I wasn’t sure what I was expecting when I went to Peter Robinson’s Tribe Subtribe. The publicity photos showed a series of multi-coloured sculptural ‘sticks’, and the blurb said, “Visitors are asked to contribute to the creation of this colourful exhibition.” Mmmmm.
The exhibition is in the Dowse’s large north gallery. I had to pass through a very charming exhibition of banners to get to it. Momentarily distracted by the banners – commissioned to celebrate the tenth anniversary of the Dowse in 1981 – I was unprepared for a room full of small felt circles.
Well, I’m exaggerating. The floor was covered in felt circles. These had been organised into strict bands of colour – red, orange, yellow, black and brown – but by the time I got there, the felt circles were becoming mixed up and the floor looked like an Aboriginal dot painting. At the entrance to the gallery, signs ask you to remove your shoes and a swathe of instructions tell you what to do.
To participate, you are asked to thread felted circles onto spun aluminium poles of different lengths. The walls of the gallery were already lined with a good number of works created by members of the public, so I didn’t hold back. I got going and threaded a pattern of brown and orange circles onto my pole – it was my homage to the 1970s.
And that’s the thing with this installation: it’s full of homage. That felt circles and sticks threaded with felt circles could provide so many art references is astonishing. Partly it’s the restrained palette. For me it evokes the Aboriginal land rights flag, as I’m sure it’s intended to do, and the completed poles leaning around the walls remind me of Arnold Wilson’s Pou Whenua works from the 1980s – large-scale wooden posts whose shapes and colours are echoed in this installation.

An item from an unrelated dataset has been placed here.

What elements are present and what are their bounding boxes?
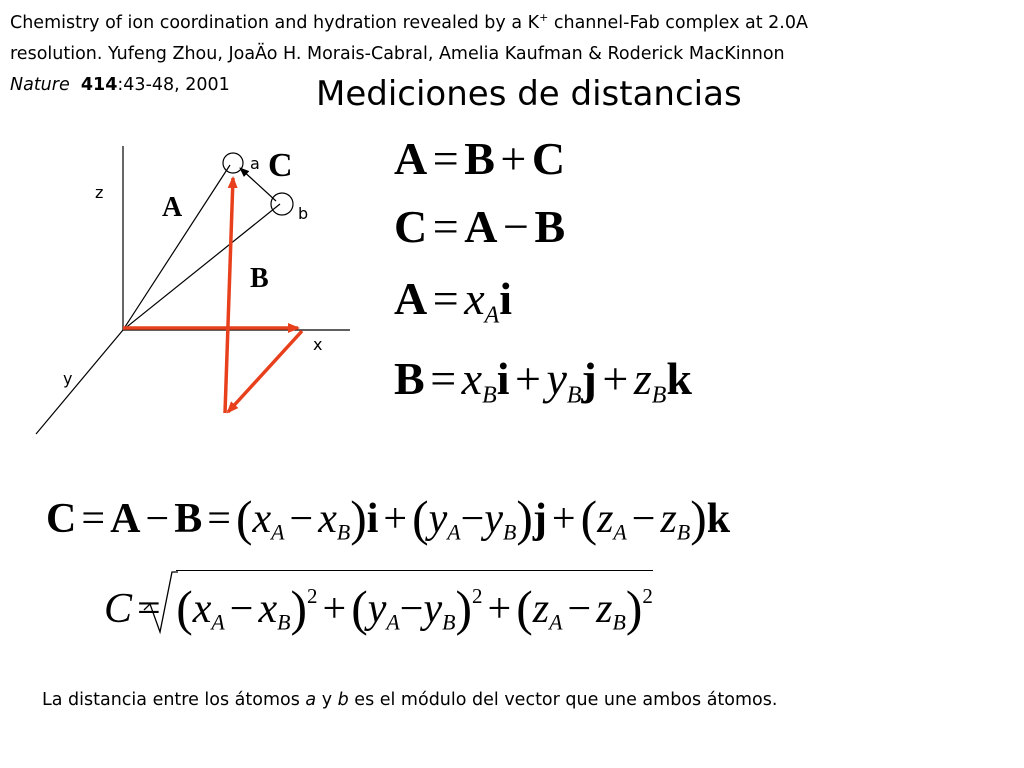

Then there’s the felt, with its Joseph Beuys references. Felt was one of Beuys’ favourite media, as was the idea that anyone can be an artist. Is Robinson suggesting that for the purposes of this installation anyone can be a Māori artist?

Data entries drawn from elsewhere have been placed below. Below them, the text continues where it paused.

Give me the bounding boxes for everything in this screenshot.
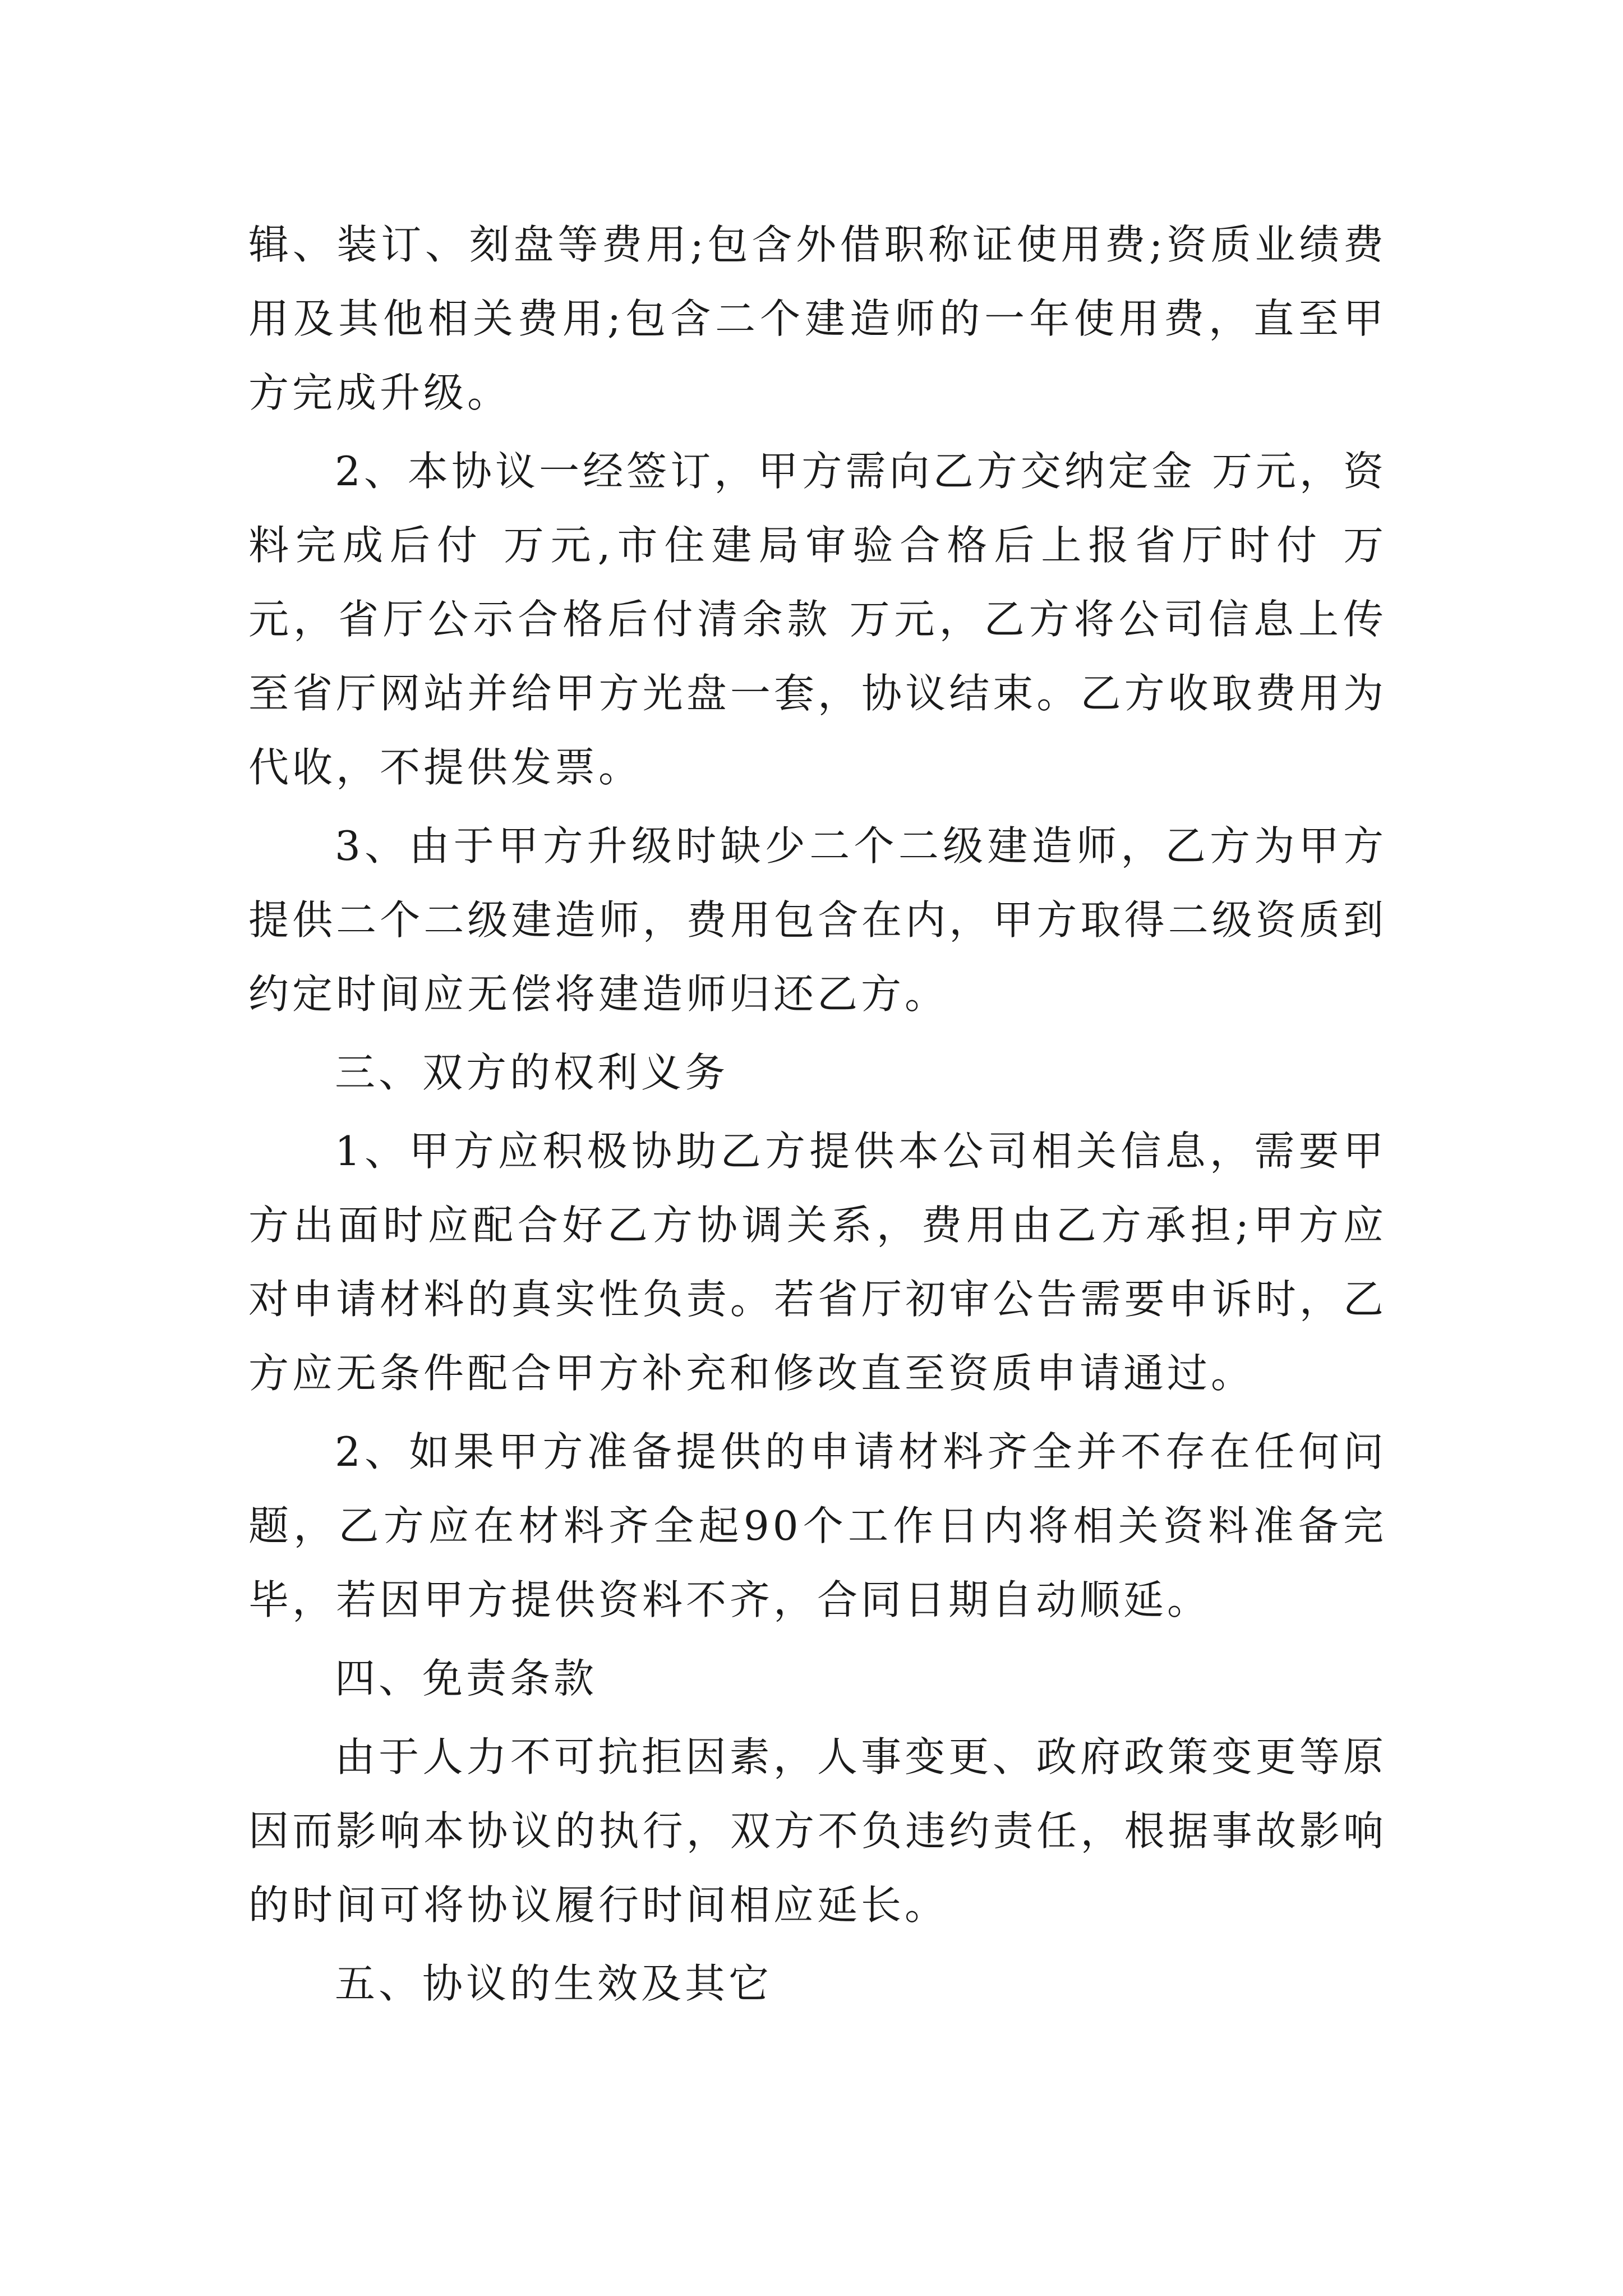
clause-3-constructors: 3、由于甲方升级时缺少二个二级建造师，乙方为甲方提供二个二级建造师，费用包含在内，甲方取得二级资质到约定时间应无偿将建造师归还乙方。 bbox=[248, 822, 1387, 1018]
section-heading-disclaimer: 四、免责条款 bbox=[335, 1655, 598, 1702]
section-heading-rights-obligations: 三、双方的权利义务 bbox=[335, 1049, 729, 1096]
document-body bbox=[248, 208, 1387, 2025]
clause-1-party-a-duties: 1、甲方应积极协助乙方提供本公司相关信息，需要甲方出面时应配合好乙方协调关系，费用由乙方承担;甲方应对申请材料的真实性负责。若省厅初审公告需要申诉时，乙方应无条件配合甲方补充和修改直至资质申请通过。 bbox=[248, 1128, 1387, 1397]
clause-2-payment: 2、本协议一经签订，甲方需向乙方交纳定金 万元，资料完成后付 万元,市住建局审验合格后上报省厅时付 万元，省厅公示合格后付清余款 万元，乙方将公司信息上传至省厅网站并给甲方光盘一套，协议结束。乙方收取费用为代收，不提供发票。 bbox=[248, 448, 1387, 791]
clause-force-majeure: 由于人力不可抗拒因素，人事变更、政府政策变更等原因而影响本协议的执行，双方不负违约责任，根据事故影响的时间可将协议履行时间相应延长。 bbox=[248, 1733, 1387, 1929]
section-heading-effectiveness: 五、协议的生效及其它 bbox=[335, 1960, 773, 2007]
paragraph-continuation: 辑、装订、刻盘等费用;包含外借职称证使用费;资质业绩费用及其他相关费用;包含二个建造师的一年使用费，直至甲方完成升级。 bbox=[248, 221, 1387, 416]
clause-2-party-b-duties: 2、如果甲方准备提供的申请材料齐全并不存在任何问题，乙方应在材料齐全起90个工作日内将相关资料准备完毕，若因甲方提供资料不齐，合同日期自动顺延。 bbox=[248, 1428, 1387, 1623]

But the surprise of the project is the relational aesthetics aspect. According to Wikipedia, relational aesthetics means that the artwork creates a social environment in which people come together to participate in a shared activity. Robinson has never struck me as that sort of an artist, but there you go. While I was there some friends arrived, and we hung out making our sticks. I’ll be cheesy and suggest this is Robinson’s way of showing that art can bring us together – and hence the title.
When I visited the exhibition it was in its first phase: the making. As I write, it is in its second phase, where all the completed sticks are leaning around the walls of the gallery. By the time you read this, the exhibition will be in its third phase and all the sticks will be lying on the floor. I want to see that – I think that’s the moment when the work will create its own references. Tribe Subtribe is on until 30 March.
[info]March Art Recommendations
The Hutt Valley is the place to be in March. Shapeshifter returns as part of the New Zealand International Arts Festival visual arts programme (until 16 March). Curated by Dowse director Courtney Johnston, it includes 3D works by 64 artists from around the country, installed in the Hutt City Civic Gardens. Artists include Tim Wraight, Lucy Bucknall, Mia Hamilton, Rick Rudd and Guy Ngan.
At the Dowse itself, Francis Upritchard, Suji Park, Kate Newby, Paul Maseyk, Madeline Child, Isobel Thom and Kate Fitzharris feature in Slip Cast, an exhibition that considers a revived interest in ceramics by contemporary artists. Slip Cast runs until 2 June.